A general strike against military rule shut businesses in Myanmar on Monday and huge crowds gathered peacefully despite fears of violence after authorities warned that confrontation could be deadly.
Three weeks after seizing power, the junta has failed to stop the daily protests and a civil disobedience movement calling for the reversal of the Feb. 1 coup and release of elected leader Aung San Suu Kyi.
Hundreds of thousands gathered in cities and towns across the country, from the northern hills on the border with China to the central plains, the Irrawaddy river delta and the southern tip of the panhandle, social media images showed.
For protester Kyaw Kyaw in the main city of Yangon, losing pay to join the strike was a small price to pay.
“Nothing’s going to happen if my salary is cut but if we stay under a military dictatorship we’ll be slaves,” he said.
In the capital, Naypyitaw, where the military is headquartered, a police water cannon truck and a fleet of other vehicles closed in to break up a procession of chanting protesters who scattered when police on foot rushed in, wrestling several to the ground.
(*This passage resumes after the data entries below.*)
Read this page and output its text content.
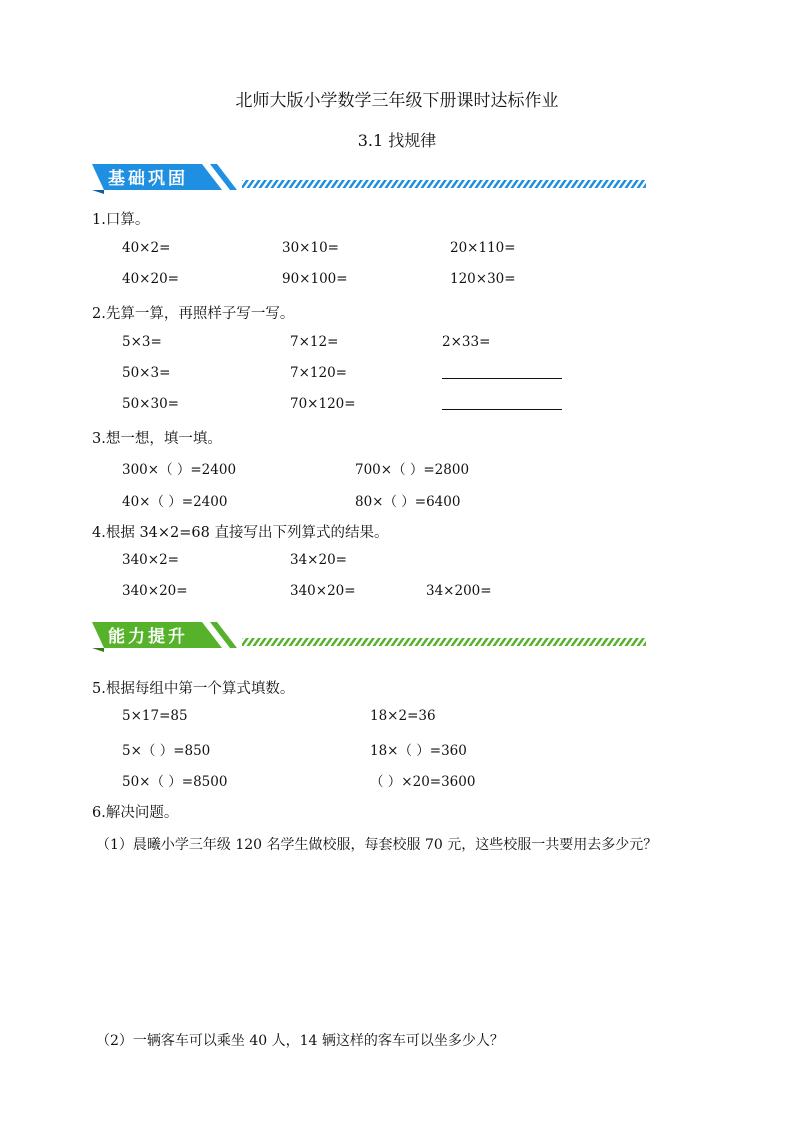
北师大版小学数学三年级下册课时达标作业
3.1 找规律
基础巩固
1.口算。
40×2=	30×10=	20×110=
40×20=	90×100=	120×30=
2.先算一算，再照样子写一写。
5×3=	7×12=	2×33=
50×3=	7×120=
50×30=	70×120=
3.想一想，填一填。
300×（ ）=2400	700×（ ）=2800
40×（ ）=2400	80×（ ）=6400
4.根据 34×2=68 直接写出下列算式的结果。
340×2=	34×20=
340×20=	340×20=	34×200=
能力提升
5.根据每组中第一个算式填数。
5×17=85	18×2=36
5×（ ）=850	18×（ ）=360
50×（ ）=8500	（ ）×20=3600
6.解决问题。
（1）晨曦小学三年级 120 名学生做校服，每套校服 70 元，这些校服一共要用去多少元？
（2）一辆客车可以乘坐 40 人，14 辆这样的客车可以坐多少人？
The response of security forces this month has been less deadly than in earlier bouts of turmoil in almost half a century of direct military rule but three protesters have been killed – two shot dead in Mandalay on Saturday, and a woman who died on Friday after being shot more than a week earlier in Naypyitaw.
The army has said one policeman died of injuries sustained during the protests.
Many civil servants have been staying away from work as part of the civil disobedience campaign and government services have been crippled. The military has accused protesters of intimidation and provoking violence.
Late on Sunday, state-owned media MRTV warned that confrontation could cost lives.
“Protesters are now inciting the people, especially emotional teenagers and youths, to a confrontation path where they will suffer loss of life,” the broadcaster said.
Facebook said on Monday it had removed MRTV’s pages for violations of its standards, including its violence and incitement policy. On Sunday, it deleted the military’s main page for the same reason.
In a country where dates are seen as auspicious, protesters noted the significance of the date 22.2.2021, comparing it with demonstrations on Aug. 8, 1988, when a previous generation staged anti-military protests that were bloodily suppressed.
But that and the government warning did not put people off.
“We need to come out,” said San San Maw, 46, at a main rallying point in Yangon.
Later, riot police lined up, apparently preparing to disperse protesters from outside a U.N. office, but the crowd broke up after singing a festive song that features the line: “Goodbye, we’re going”.
Crowds elsewhere in Yangon melted away by late afternoon.
As well as local stores, international chains announced closures on Monday, including Yum Brands Inc.’s KFC and delivery service Food Panda, owned by Delivery Hero. Southeast Asian company Grab stopped delivery services too, but left its taxis running.
Authorities were “exercising utmost restraint”, the foreign ministry said. It rebuked some countries for remarks it described as interference in Myanmar’s internal affairs.
Several Western countries have condemned the coup and decried violence against protesters.
U.S. Secretary of State Antony Blinken said on Twitter the United States would continue to “take firm action” against authorities violently cracking down on opponents of the coup.
Britain, Germany and Japan have condemned the violence and U.N. Secretary-General Antonio Guterres urged the military to stop repression.
The generals put up with years of sanctions after crushing the 1988 protests and are likely to shrug off pressure again.
The army seized power after alleging fraud in Nov. 8 elections in which Suu Kyi’s party trounced a pro-military party, detaining her and much of the party leadership. The electoral commission dismissed the fraud complaints.
Myanmar’s Assistance Association for Political Prisoners said 640 people have been arrested, charged or sentenced since the coup – including former members of government and opponents of the coup.